My first experience inside the world of politics, outside of my political science lectures in good ole’ Stiteler Hall, has only lasted 3.5 days.
I refer to a fraction of time because today is not yet over.
I still have to attend a forum of some type; a filibuster to the regular schedule.
Despite my non-incumbent position in this realm, I have so far learned a massive amount about the culture of politics.
For example, the accusatory comeback, “pictures or it didn’t happen”, is more than just a quip.
If you don’t have a photo of you with a lace veil over your face, you didn’t actually immerse yourself in a traditional Catholic mass, for example.
In order to garner said photos, or press coverage in general, you have to attend a schedule of events.
I believe the role of a socialite may very well have been developed by the American politician.
In the international arena, constituents tend to flock landmarks where a figure of authority is already expected. Rarely do these leaders travel to where the people are.
With that said, I understand that it is a universal campaign tactic for politicians to display themselves in all their glory.
Many a Hindi film have included true to reality depictions of politicians traveling among throes of people. These politicians, however, are not going to the people. The politicians are traveling to already decided upon destinations. They are traveling for their own agenda.
Motorcades consisting of a politician’s flags, banners with his/her position on issues and slogans from his/her
minions campaign coordinators are meant to synthesize the politician’s celebrity status.
Au contraire, American politicians tend to make themselves available to the people.
When I say, “the people”, I am not referring to the average or even the poor. Rather, I am referring to persons from every strata of society as a collective entity.
In the United States, the politician is only superior to constituents in so far as the number of days they are dressed in a suit.
Even then, this is no longer true.
If the Occupy movement has taught us anything, it is that, in this country, those who wear suits to such a high frequency that they are indiscernible from pajamas, are the business moguls, not the politicians.
The Next Day -
As I sat through the debate yesterday, I was intrigued.
It was raining, my feet were sore, and I still had a long way’s traveling before I could enter the threshold for which politically-incorrect statements are not judged - home, yet I was still sitting on that folding chair with my back erect despite the onus of my backpack and laptop messenger bag strapped across my chest.
I felt that I was a part of something bigger.
As much as I disagree with the politician who’s campaign I am helping to unfold and as much as find American politics, historically and up until now, to be trivial, I love politics.
I love the dialogue that politics provoke.
I love channeling my serious facade into a well-formed argument against points that seem not to have a point.
I love being able to work in an old New York City building with Ivy League grads who, unlike myself, seem to know each other from heir ritzy private school days on Lexington Avenue.
It’s nice to know we’re all on the same page in the present despite our distinct pasts.
Lastly, I love the whole picture of me sitting in this building, working, and finally being able to wear my beloved dresses, skirts, 1 or 2 sizes too large-blouses, and v-neck cardigans.

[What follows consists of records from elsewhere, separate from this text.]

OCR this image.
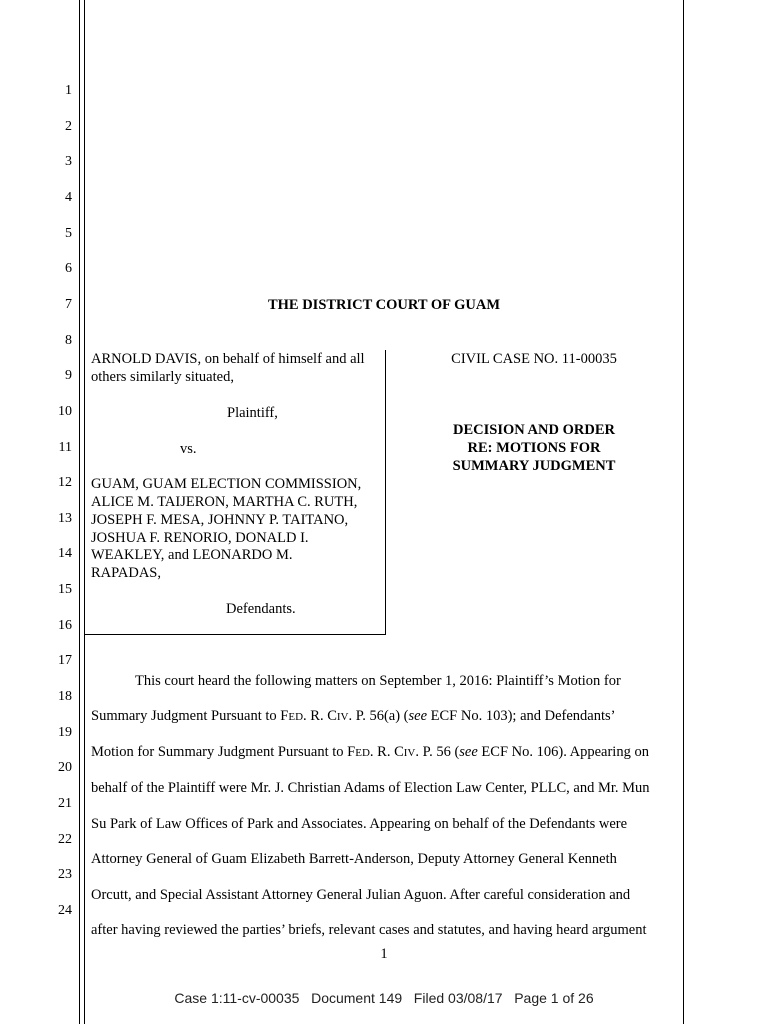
1
2
3
4
5
6
7
8
9
10
11
12
13
14
15
16
17
18
19
20
21
22
23
24
THE DISTRICT COURT OF GUAM
ARNOLD DAVIS, on behalf of himself and all
others similarly situated,
Plaintiff,
vs.
GUAM, GUAM ELECTION COMMISSION,
ALICE M. TAIJERON, MARTHA C. RUTH,
JOSEPH F. MESA, JOHNNY P. TAITANO,
JOSHUA F. RENORIO, DONALD I.
WEAKLEY, and LEONARDO M.
RAPADAS,
Defendants.
CIVIL CASE NO. 11-00035
DECISION AND ORDER
RE: MOTIONS FOR
SUMMARY JUDGMENT
This court heard the following matters on September 1, 2016: Plaintiff’s Motion for
Summary Judgment Pursuant to FED. R. CIV. P. 56(a) (see ECF No. 103); and Defendants’
Motion for Summary Judgment Pursuant to FED. R. CIV. P. 56 (see ECF No. 106). Appearing on
behalf of the Plaintiff were Mr. J. Christian Adams of Election Law Center, PLLC, and Mr. Mun
Su Park of Law Offices of Park and Associates. Appearing on behalf of the Defendants were
Attorney General of Guam Elizabeth Barrett-Anderson, Deputy Attorney General Kenneth
Orcutt, and Special Assistant Attorney General Julian Aguon. After careful consideration and
after having reviewed the parties’ briefs, relevant cases and statutes, and having heard argument
1
Case 1:11-cv-00035   Document 149   Filed 03/08/17   Page 1 of 26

Call this what you may, but I’m loving the way this painted political portrait is turning out.
I don’t care that the politician and her minions are lacking social skills and ignore my presence when they so choose to. Not greeting people won’t get you far; I suppose this absence of manners is ample evidence of how our pasts are different.
It’s a mutual-coexistence relationship we have here.
We’re both hosts and we’re both parasites but at least I’m not the one running in an election that I could lose.